O contrato foi firmado em janeiro de 2008 pelo Consórcio Novo Cenpes com a Petrobrás. O consórcio era formado pelas empresas OAS, Carioca Engenharia, Schahin, Construbras e Construcap.

O Ministério Público Federal relata que para que o negócio fosse fechado, executivos do consórcio pagaram mais de R$ 20 milhões em propinas. O dinheiro foi para funcionários do alto escalão da Petrobrás e representantes do Partido dos Trabalhadores (PT).

A previsão era de que a obra custasse R$ 850 milhões. Os desvios e superfaturamentos levaram a reforma a custar mais de R$ 1 bilhão. As fraudes envolveram pelo menos 19 contratos firmados com a Petrobrás.

Conforme ficou comprovado, os 15 denunciados se dividiam em  quatro núcleos criminosos: empresarial, operacional, político e administrativo. Dos quinze, onze foram denunciados pela primeira vez no âmbito da Lava Jato.

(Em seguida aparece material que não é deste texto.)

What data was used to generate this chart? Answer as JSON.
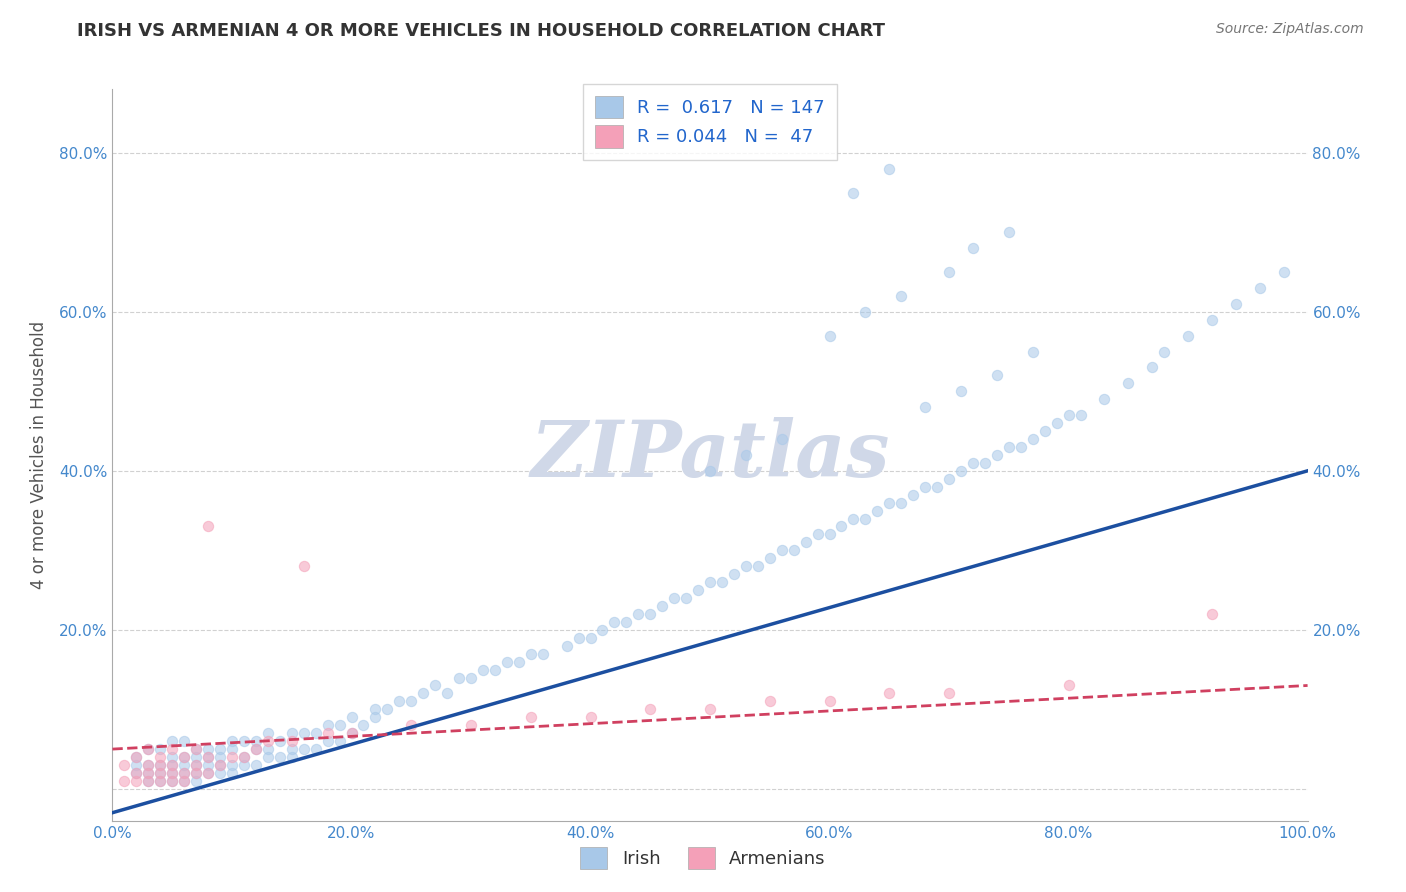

O principal alvo da Operação Abismo é o ex-tesoureiro do PT, Paulo Ferreira, que representava o núcleo político do esquema. Ele teria recebido parte das propinas pagas pelos empresários. Ele é o terceiro ex-tesoureiro do PT investigado na Lava Jato.

O primeiro foi João Vaccari Neto, condenado há mais de vinte anos de prisão. O segundo foi Delúbio Soares, investigado pela Lava Jato e já condenado pelo Mensalão.

Confira a lista completa dos denunciados:

Núcleo empresarial era integrado por nove sócios e administradores da OAS, Carioca, Schahin, Construbase e Construcap: Roberto Ribeiro Capobianco, Ricardo Pernambuco Backheuser Júnior, Ricardo Backheuser Pernambuco, José Antônio Marsílio Schwarz, José Aldemário Pinheiro Filho, Genésio Schiavinato Júnior, Erasto Messias da Silva Júnior, Edison Freire Coutinho e Agenor Franklin Magalhães Medeiros.

Núcleo operacional: Adir Assad, Rodrigo Morales e Roberto Trombeta, além de Alexandre Correia de Oliveira Romano, advogado que firmou acordo de colaboração premiada com a força-tarefa.

Núcleo político: o ex-tesoureiro do Partido dos Trabalhadores (PT), Paulo Adalberto Alves Ferreira.

Núcleo administrativo: ex-diretor de serviços da Petrobrás, Renato de Souza Duque.